Supercloseness of the local discontinuous Galerkin method for a singularly perturbed convection-diffusion problem

TL;DR

This paper proves supercloseness and optimal error bounds for the local discontinuous Galerkin method applied to a singularly perturbed convection-diffusion problem with boundary layers, on layer-adapted meshes.

Contribution

It establishes supercloseness and optimal $L^2$ error bounds for LDG solutions on three types of layer-adapted meshes, advancing numerical analysis of singularly perturbed problems.

Findings

Supercloseness of order $O(N^{-(k+1)})$ in energy norm for LDG solutions.

Optimal $L^2$ error bounds of order $O(N^{-(k+1)})$ up to logarithmic factors.

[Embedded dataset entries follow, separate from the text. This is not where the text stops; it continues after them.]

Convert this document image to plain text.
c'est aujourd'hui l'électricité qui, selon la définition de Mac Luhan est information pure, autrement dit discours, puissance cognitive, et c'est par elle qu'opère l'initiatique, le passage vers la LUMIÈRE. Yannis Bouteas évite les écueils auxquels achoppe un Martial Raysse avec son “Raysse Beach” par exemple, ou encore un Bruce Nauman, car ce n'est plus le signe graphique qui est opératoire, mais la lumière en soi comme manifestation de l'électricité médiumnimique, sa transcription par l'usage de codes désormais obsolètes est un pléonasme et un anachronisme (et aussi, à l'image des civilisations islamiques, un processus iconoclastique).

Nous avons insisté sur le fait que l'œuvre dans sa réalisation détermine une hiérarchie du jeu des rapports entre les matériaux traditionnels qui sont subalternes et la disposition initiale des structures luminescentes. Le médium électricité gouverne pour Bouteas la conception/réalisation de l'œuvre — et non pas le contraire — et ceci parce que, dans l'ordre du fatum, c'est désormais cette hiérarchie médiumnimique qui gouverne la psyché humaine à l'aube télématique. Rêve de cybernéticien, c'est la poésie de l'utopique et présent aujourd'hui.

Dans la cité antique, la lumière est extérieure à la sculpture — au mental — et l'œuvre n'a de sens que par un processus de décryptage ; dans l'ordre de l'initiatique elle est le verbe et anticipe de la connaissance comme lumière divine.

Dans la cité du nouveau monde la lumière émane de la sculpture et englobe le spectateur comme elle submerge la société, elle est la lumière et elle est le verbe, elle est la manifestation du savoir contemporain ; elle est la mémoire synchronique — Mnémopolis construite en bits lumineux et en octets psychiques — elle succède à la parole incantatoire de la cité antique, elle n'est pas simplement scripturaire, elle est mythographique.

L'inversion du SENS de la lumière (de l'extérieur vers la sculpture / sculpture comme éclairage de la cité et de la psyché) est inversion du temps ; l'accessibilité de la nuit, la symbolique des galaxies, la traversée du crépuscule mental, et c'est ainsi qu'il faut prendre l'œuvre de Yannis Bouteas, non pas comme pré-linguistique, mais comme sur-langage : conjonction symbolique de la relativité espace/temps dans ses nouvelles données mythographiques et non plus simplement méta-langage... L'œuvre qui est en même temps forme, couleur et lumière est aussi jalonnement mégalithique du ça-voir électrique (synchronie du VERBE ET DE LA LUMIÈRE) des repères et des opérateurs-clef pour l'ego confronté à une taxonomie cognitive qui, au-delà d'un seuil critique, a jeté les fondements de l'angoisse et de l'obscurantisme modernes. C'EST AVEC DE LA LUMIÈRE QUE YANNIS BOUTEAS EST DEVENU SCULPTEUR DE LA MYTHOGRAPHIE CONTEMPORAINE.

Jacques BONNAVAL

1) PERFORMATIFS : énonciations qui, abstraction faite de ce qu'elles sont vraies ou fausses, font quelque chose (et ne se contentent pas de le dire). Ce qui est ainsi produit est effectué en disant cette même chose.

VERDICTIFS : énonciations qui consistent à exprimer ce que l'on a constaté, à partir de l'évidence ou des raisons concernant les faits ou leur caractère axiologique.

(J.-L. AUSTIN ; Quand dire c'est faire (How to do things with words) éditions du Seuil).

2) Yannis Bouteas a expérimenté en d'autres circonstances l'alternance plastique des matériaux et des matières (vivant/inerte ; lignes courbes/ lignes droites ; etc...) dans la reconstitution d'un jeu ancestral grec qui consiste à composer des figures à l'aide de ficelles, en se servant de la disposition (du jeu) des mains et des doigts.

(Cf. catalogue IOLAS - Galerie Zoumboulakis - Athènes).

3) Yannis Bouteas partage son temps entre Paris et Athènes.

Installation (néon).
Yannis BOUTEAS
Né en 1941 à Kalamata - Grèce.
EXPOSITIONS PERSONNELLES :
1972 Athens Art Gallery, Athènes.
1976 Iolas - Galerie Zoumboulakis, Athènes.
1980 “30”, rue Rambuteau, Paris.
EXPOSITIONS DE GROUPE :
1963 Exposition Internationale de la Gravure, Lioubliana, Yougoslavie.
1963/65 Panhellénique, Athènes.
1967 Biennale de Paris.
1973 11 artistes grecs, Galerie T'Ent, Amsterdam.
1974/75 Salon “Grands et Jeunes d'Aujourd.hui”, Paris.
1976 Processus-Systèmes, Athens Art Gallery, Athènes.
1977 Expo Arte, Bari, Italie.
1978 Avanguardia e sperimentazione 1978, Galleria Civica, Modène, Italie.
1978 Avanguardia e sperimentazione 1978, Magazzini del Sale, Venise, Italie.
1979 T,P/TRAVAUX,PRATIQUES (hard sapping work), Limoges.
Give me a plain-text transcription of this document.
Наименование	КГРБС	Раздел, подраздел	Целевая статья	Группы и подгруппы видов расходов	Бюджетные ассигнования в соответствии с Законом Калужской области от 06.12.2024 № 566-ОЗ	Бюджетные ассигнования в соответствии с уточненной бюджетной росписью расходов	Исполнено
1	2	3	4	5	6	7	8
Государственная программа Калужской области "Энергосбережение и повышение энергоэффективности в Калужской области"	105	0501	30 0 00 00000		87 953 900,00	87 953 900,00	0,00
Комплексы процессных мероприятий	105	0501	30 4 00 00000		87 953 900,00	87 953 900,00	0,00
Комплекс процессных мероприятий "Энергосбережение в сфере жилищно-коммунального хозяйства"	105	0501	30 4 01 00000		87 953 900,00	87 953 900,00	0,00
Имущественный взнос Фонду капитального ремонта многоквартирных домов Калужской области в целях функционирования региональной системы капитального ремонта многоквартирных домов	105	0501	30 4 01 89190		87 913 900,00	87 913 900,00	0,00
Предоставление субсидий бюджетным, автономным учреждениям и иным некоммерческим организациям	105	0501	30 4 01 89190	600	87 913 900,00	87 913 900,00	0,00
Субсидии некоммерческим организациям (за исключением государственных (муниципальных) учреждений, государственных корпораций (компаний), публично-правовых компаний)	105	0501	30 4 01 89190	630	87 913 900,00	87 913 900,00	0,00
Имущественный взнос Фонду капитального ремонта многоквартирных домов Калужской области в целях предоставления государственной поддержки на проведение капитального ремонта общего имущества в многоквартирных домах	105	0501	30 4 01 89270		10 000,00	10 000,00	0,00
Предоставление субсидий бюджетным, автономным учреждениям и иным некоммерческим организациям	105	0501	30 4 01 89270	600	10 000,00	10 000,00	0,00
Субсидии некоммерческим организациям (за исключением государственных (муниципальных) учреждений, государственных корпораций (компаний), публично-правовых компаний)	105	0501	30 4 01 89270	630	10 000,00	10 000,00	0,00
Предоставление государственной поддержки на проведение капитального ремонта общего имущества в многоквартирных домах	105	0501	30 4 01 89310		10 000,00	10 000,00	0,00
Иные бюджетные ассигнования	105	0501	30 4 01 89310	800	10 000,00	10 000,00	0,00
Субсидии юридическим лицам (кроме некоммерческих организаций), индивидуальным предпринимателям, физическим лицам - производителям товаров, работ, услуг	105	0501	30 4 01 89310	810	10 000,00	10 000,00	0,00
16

Numerical experiments confirm theoretical superconvergence results.

Abstract

A singularly perturbed convection-diffusion problem posed on the unit square in $\mathbb{R}^2$, whose solution has exponential boundary layers, is solved numerically using the local discontinuous Galerkin (LDG) method with piecewise polynomials of degree at most $k>0$ on three families of layer-adapted meshes: Shishkin-type, Bakhvalov-Shishkin-type and Bakhvalov-type.On Shishkin-type meshes this method is known to be no greater than $O(N^{-(k+1/2)})$ accurate in the energy norm induced by the bilinear form of the weak formulation, where $N$ mesh intervals are used in each coordinate direction. (Note: all bounds in this abstract are uniform in the singular perturbation parameter and neglect logarithmic factors that will appear in our detailed analysis.) A delicate argument is used in this paper to establish $O(N^{-(k+1)})$ energy-norm superconvergence on all three types of mesh for the difference between the LDG solution and a local Gauss-Radau projection of the exact solution into the finite element space. This supercloseness property implies a new $N^{-(k+1)}$ bound for the $L^2$ error between the LDG solution on each type of mesh and the exact solution of the problem; this bound is optimal (up to logarithmic factors). Numerical experiments confirm our theoretical results.